Dal romanzo D’entre les morts (1954) di Pierre Boileau e Thomas Narcejac. Alfred Hitchcock - in uno dei suoi risultati più alti, sia a livello stilistico che tematico - ne trae un'angosciosa e labirintica love story, ossessiva nei toni e claustrofobica nell'uso della tensione. Il suo è un viaggio nei meandri della mente umana; un incubo ad occhi aperti impregnato di necrofilia, senso di sbandamento, vertigine. La volontà, da parte di Scottie, di ricreare un'immagine sessuale impossibile, è uno dei più inquietanti esempi di "sesso psicologico" della storia del cinema, capace di conferire allo spettatore, nello stesso tempo, disagio e curiosità. È anche una storia di doppi, di immagine nell'immagine. Convivono, in questo intrigante thriller, romanticismo, passione, mistero, suspense e tragedia morale. Tutto è avvolto da una cupa atmosfera spettrale resa magnificamente dalla fotografia di Robert Burks. Hitchcock decide di allontanarsi leggermente dal romanzo per modificare i meccanismi narrativi del finale, rivelando anticipatamente un colpo di scena.

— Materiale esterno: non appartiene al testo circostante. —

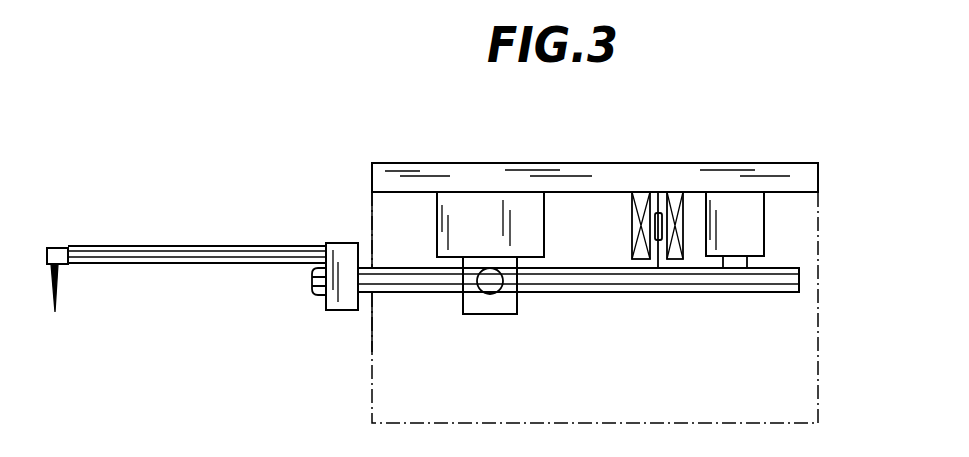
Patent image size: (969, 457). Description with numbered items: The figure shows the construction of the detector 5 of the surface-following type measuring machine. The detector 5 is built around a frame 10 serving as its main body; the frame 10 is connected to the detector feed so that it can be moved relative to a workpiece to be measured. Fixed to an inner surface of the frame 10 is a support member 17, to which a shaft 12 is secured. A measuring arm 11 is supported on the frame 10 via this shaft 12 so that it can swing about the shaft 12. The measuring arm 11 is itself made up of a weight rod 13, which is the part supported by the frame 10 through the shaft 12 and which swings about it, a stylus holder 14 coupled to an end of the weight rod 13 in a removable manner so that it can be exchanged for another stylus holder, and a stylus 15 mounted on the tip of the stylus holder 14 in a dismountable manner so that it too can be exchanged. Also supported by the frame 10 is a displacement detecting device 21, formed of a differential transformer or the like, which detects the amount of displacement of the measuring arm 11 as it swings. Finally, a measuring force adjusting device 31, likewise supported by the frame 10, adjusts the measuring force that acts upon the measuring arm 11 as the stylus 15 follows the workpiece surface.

The detector 5 is at (797, 142).
The frame 10 is at (567, 163).
The measuring arm 11 is at (403, 292).
The shaft 12 is at (493, 286).
The weight rod 13 is at (582, 290).
The stylus holder 14 is at (190, 264).
The stylus 15 is at (58, 290).
The support member 17 is at (467, 202).
The displacement detecting device 21 is at (660, 200).
The measuring force adjusting device 31 is at (764, 233).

Molte le innovazioni registiche e visive, tra cui il cosiddetto effetto vertigo, ottenuto attraverso una sincronia tra zoomata in avanti e carrellata all'indietro. Musica di Bernard Hermann, mirabile recitazione degli attori, straordinari titoli di testa di Saul Bass. Il film ebbe una tiepida accoglienza da parte dei critici, ma fu riscoperto e rivalutato in seguito; non a caso, dopo decenni di monopolio assoluto, supera Quarto potere, posizionandosi al primo posto nella lista dei migliori film di tutti i tempi. Come in Notorious, l'amante perduta, non c'è spazio per l'ironia, angelo custode di gran parte dei film di Hitchcock. Il regista aveva pensato a Vera Miles per il personaggio di Judy, ma l'attrice rimase incinta poco prima delle riprese e la parte fu affidata a Kim Novak, splendido esempio di eleganza e animalesca sensualità. A differenza di altri film del regista inglese, molto spesso caratterizzati da svolte rapide e improvvise, vi è, in questo film onirico dai mille volti, una lentezza ed un ritmo contemplativo fuori dal tempo. Un capolavoro assoluto.